Gallic horror specialists Alexandre Bustillo and Julien Maury stirred considerable excitement 14 years ago with their debut feature, the alarming home-invasion thriller “Inside.” They’ve struggled to duplicate that success since, and their English-language franchise bow “Leatherface” a decade later was poorly received, if somewhat undeservedly so.
But they rekindle some enthusiasm with “The Deep House,” which was released in France this past June and now reaches U.S. audiences via premium cabler Epix, as well as digital platforms. This is a simple haunted-house tale, albeit with one complicated twist: The house in question is 100 feet below a lake’s surface. That gimmick certainly adds a distinctive ambiance to a creepy tale, in addition to making the handsomely photographed film an admirable technical feat. It’s a pity U.S. audiences won’t be seeing it on the big screen, where its clammy atmospherics would be most vivid.

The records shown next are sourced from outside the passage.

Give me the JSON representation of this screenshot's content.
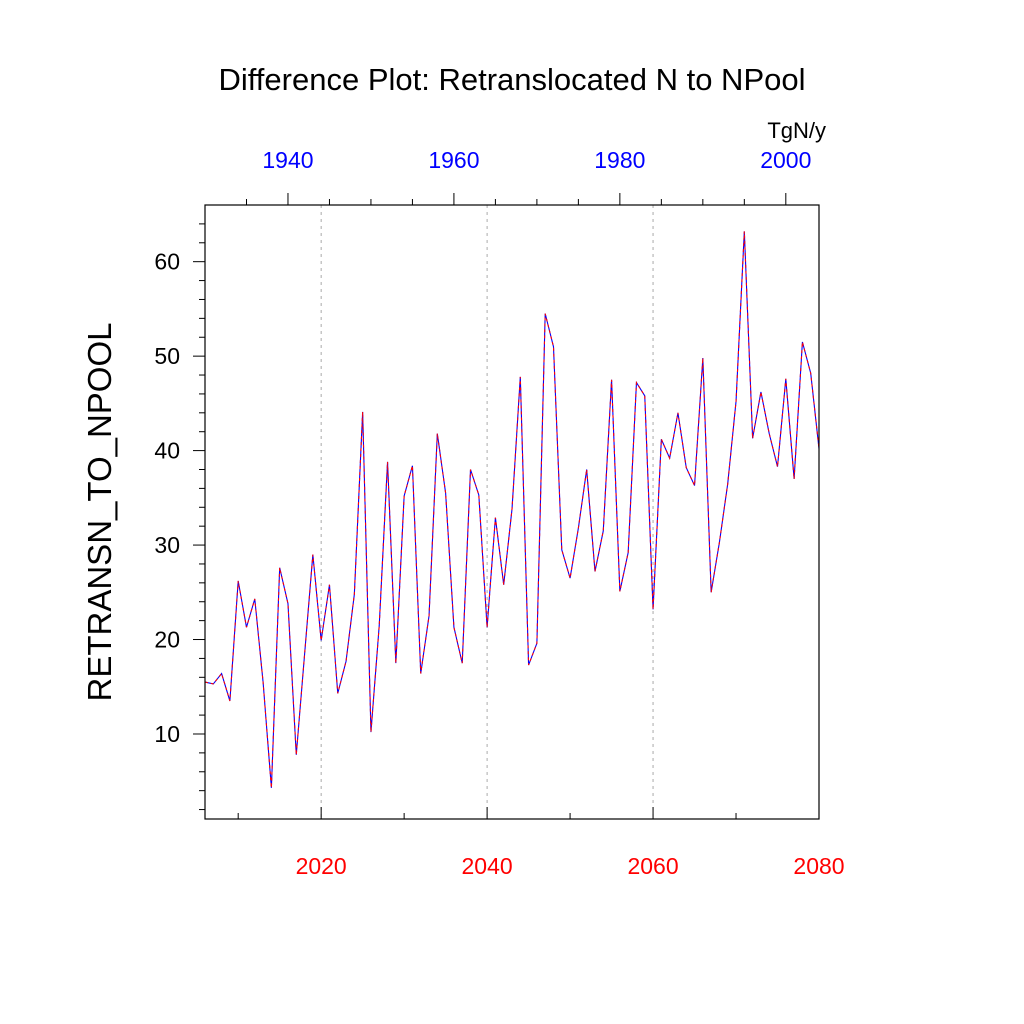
{
  "chart_data": {
    "type": "line",
    "title": "Difference Plot: Retranslocated N to NPool",
    "units": "TgN/y",
    "ylabel": "RETRANSN_TO_NPOOL",
    "ylim": [
      1,
      66
    ],
    "yticks": [
      10,
      20,
      30,
      40,
      50,
      60
    ],
    "ytick_labels": [
      "10",
      "20",
      "30",
      "40",
      "50",
      "60"
    ],
    "x_bottom": {
      "range": [
        2006,
        2080
      ],
      "ticks": [
        2020,
        2040,
        2060,
        2080
      ],
      "tick_labels": [
        "2020",
        "2040",
        "2060",
        "2080"
      ],
      "color": "#ff0000"
    },
    "x_top": {
      "range": [
        1930,
        2004
      ],
      "ticks": [
        1940,
        1960,
        1980,
        2000
      ],
      "tick_labels": [
        "1940",
        "1960",
        "1980",
        "2000"
      ],
      "color": "#0000ff"
    },
    "grid": "vertical dashed at 2020, 2040, 2060",
    "series": [
      {
        "color": "#0000ff",
        "x": [
          2006,
          2007,
          2008,
          2009,
          2010,
          2011,
          2012,
          2013,
          2014,
          2015,
          2016,
          2017,
          2018,
          2019,
          2020,
          2021,
          2022,
          2023,
          2024,
          2025,
          2026,
          2027,
          2028,
          2029,
          2030,
          2031,
          2032,
          2033,
          2034,
          2035,
          2036,
          2037,
          2038,
          2039,
          2040,
          2041,
          2042,
          2043,
          2044,
          2045,
          2046,
          2047,
          2048,
          2049,
          2050,
          2051,
          2052,
          2053,
          2054,
          2055,
          2056,
          2057,
          2058,
          2059,
          2060,
          2061,
          2062,
          2063,
          2064,
          2065,
          2066,
          2067,
          2068,
          2069,
          2070,
          2071,
          2072,
          2073,
          2074,
          2075,
          2076,
          2077,
          2078,
          2079,
          2080
        ],
        "y": [
          15.5,
          15.3,
          16.4,
          13.5,
          26.2,
          21.3,
          24.3,
          15.5,
          4.3,
          27.6,
          23.8,
          7.8,
          18.4,
          29.0,
          19.9,
          25.8,
          14.3,
          17.7,
          24.8,
          44.1,
          10.2,
          21.5,
          38.8,
          17.5,
          35.2,
          38.4,
          16.4,
          22.5,
          41.8,
          35.5,
          21.3,
          17.5,
          38.0,
          35.3,
          21.3,
          32.9,
          25.8,
          33.8,
          47.8,
          17.3,
          19.6,
          54.5,
          51.0,
          29.5,
          26.5,
          31.8,
          38.0,
          27.2,
          31.5,
          47.5,
          25.1,
          29.2,
          47.2,
          45.8,
          23.2,
          41.2,
          39.2,
          44.0,
          38.2,
          36.3,
          49.8,
          25.0,
          30.3,
          36.5,
          45.2,
          63.2,
          41.3,
          46.2,
          41.8,
          38.3,
          47.6,
          37.0,
          51.5,
          48.2,
          40.2
        ]
      },
      {
        "color": "#ff0000",
        "x": [
          2006,
          2007,
          2008,
          2009,
          2010,
          2011,
          2012,
          2013,
          2014,
          2015,
          2016,
          2017,
          2018,
          2019,
          2020,
          2021,
          2022,
          2023,
          2024,
          2025,
          2026,
          2027,
          2028,
          2029,
          2030,
          2031,
          2032,
          2033,
          2034,
          2035,
          2036,
          2037,
          2038,
          2039,
          2040,
          2041,
          2042,
          2043,
          2044,
          2045,
          2046,
          2047,
          2048,
          2049,
          2050,
          2051,
          2052,
          2053,
          2054,
          2055,
          2056,
          2057,
          2058,
          2059,
          2060,
          2061,
          2062,
          2063,
          2064,
          2065,
          2066,
          2067,
          2068,
          2069,
          2070,
          2071,
          2072,
          2073,
          2074,
          2075,
          2076,
          2077,
          2078,
          2079,
          2080
        ],
        "y": [
          15.5,
          15.3,
          16.4,
          13.5,
          26.2,
          21.3,
          24.3,
          15.5,
          4.3,
          27.6,
          23.8,
          7.8,
          18.4,
          29.0,
          19.9,
          25.8,
          14.3,
          17.7,
          24.8,
          44.1,
          10.2,
          21.5,
          38.8,
          17.5,
          35.2,
          38.4,
          16.4,
          22.5,
          41.8,
          35.5,
          21.3,
          17.5,
          38.0,
          35.3,
          21.3,
          32.9,
          25.8,
          33.8,
          47.8,
          17.3,
          19.6,
          54.5,
          51.0,
          29.5,
          26.5,
          31.8,
          38.0,
          27.2,
          31.5,
          47.5,
          25.1,
          29.2,
          47.2,
          45.8,
          23.2,
          41.2,
          39.2,
          44.0,
          38.2,
          36.3,
          49.8,
          25.0,
          30.3,
          36.5,
          45.2,
          63.2,
          41.3,
          46.2,
          41.8,
          38.3,
          47.6,
          37.0,
          51.5,
          48.2,
          40.2
        ]
      }
    ]
  }
}
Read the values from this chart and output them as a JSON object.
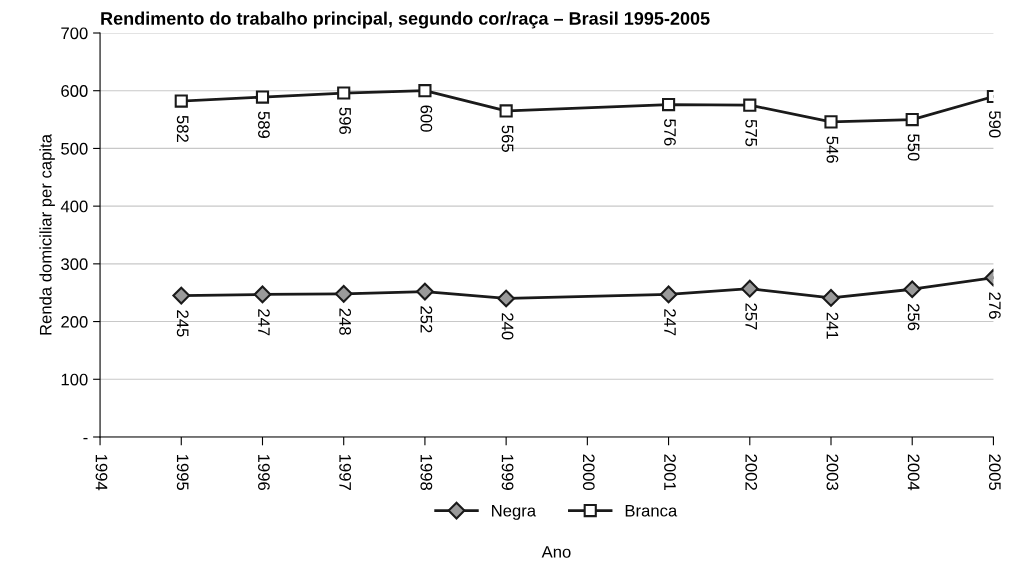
{
  "chart_data": {
    "type": "line",
    "title": "Rendimento do trabalho principal, segundo cor/raça – Brasil 1995-2005",
    "xlabel": "Ano",
    "ylabel": "Renda domiciliar per capita",
    "x": [
      1995,
      1996,
      1997,
      1998,
      1999,
      2001,
      2002,
      2003,
      2004,
      2005
    ],
    "series": [
      {
        "name": "Negra",
        "color": "#1a1a1a",
        "marker": "diamond",
        "values": [
          245,
          247,
          248,
          252,
          240,
          247,
          257,
          241,
          256,
          276
        ]
      },
      {
        "name": "Branca",
        "color": "#1a1a1a",
        "marker": "square",
        "values": [
          582,
          589,
          596,
          600,
          565,
          576,
          575,
          546,
          550,
          590
        ]
      }
    ],
    "xlim": [
      1994,
      2005
    ],
    "xticks": [
      1994,
      1995,
      1996,
      1997,
      1998,
      1999,
      2000,
      2001,
      2002,
      2003,
      2004,
      2005
    ],
    "ylim": [
      0,
      700
    ],
    "yticks": [
      {
        "value": 0,
        "label": "-"
      },
      100,
      200,
      300,
      400,
      500,
      600,
      700
    ],
    "grid": "y",
    "legend": "bottom",
    "data_labels": true,
    "line_style": "solid"
  }
}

Young couple English Ben (James Jagger) and French Tina (model-actor Camille Rowe of The Weeknd’s “Can’t Feel My Face” video) are traipsing around to “super-secret” spots for “their” social media channel, though clearly he’s the one with the drive for public attention, while she only really wants his. Their dynamic is established in a first sequence where they poke about a spooky abandoned asylum in the Ukraine: He pushes her into unpleasant situations on-camera, she gets scared, then he apologizes and all is forgiven. We’re not entirely sure what she sees in him, but oh well, that’s love for you.
Their next stop is in southwestern France, where Ben follows a tip that proves disappointing until they meet a local man (Eric Savin) who claims to know where to find something very special. That would be an intact entire house submerged by flood waters half a century ago, located a good drive and a lengthy hike away. Finally arriving at the designated lake’s edge, they suit up and dive in, Tina the more skittish of the two as usual. They have the technology to continue talking to one another beneath the surface; both also have lights and cameras, their additional filming “crew” being a drone they call Tom.
What they find well below is indeed eerie, a gated estate with all its doors and windows sealed, begging a question Ben duly asks: “Why shutter a house that’s going to get flooded?” Perhaps to keep something from getting out. Regardless, they do find a way in through the attic, finding the fully-furnished interior creepily undisturbed by decay to a degree. Needless to say, it is ominous when they spy newspaper clippings of missing-children cases on the walls; even more so when a nearly life-sized crucifix is discovered blocking entree to some kind of secret chamber. But there is worse to come.
On dry land, “The Deep House’s” script wouldn’t be much — Ben’s observance that the residents must have been up to some “Satanic shit” is as much explanation as we’re afforded for what ensues. Nor are all the horror tropes utilized as effective underwater, given the necessitated slow movement, and occasional visual incoherence when a character and their body-cam struggle against some force amidst swirling bubbles or dislodged debris.
But basic as the plotting and dialogue is, there is something distinctively sinister about a concept which the directors, production designer Hubert Pouille and DP Jacques Ballard (an aquatic-photography expert) realize with an aplomb that must’ve overcome major logistical challenges. Raphael Gesqua’s original score provides sufficient goosing value in an impressive overall tech and design assembly, aided by a few well-chosen preexisting pop tracks.
The tension provided by dank claustrophobia and threat of suffocation, as air supplies dwindle, makes this house a very scary place to be. The ghoulies that eventually materialize within don’t have to be so original, or terrifying — the situation itself makes for discomfiting viewing. The actors aren’t given a lot to work with here, though surely much was demanded of them, or at least of their diving stand-ins (Justin & Thibault Rauby, given prominent end-credits billing). One is eventually asked to do an “evil voice,” and does not excel in that capacity. But if these otherwise game leads don’t create complex or memorable characters here, well, no one could, and no one is asking them to anyway.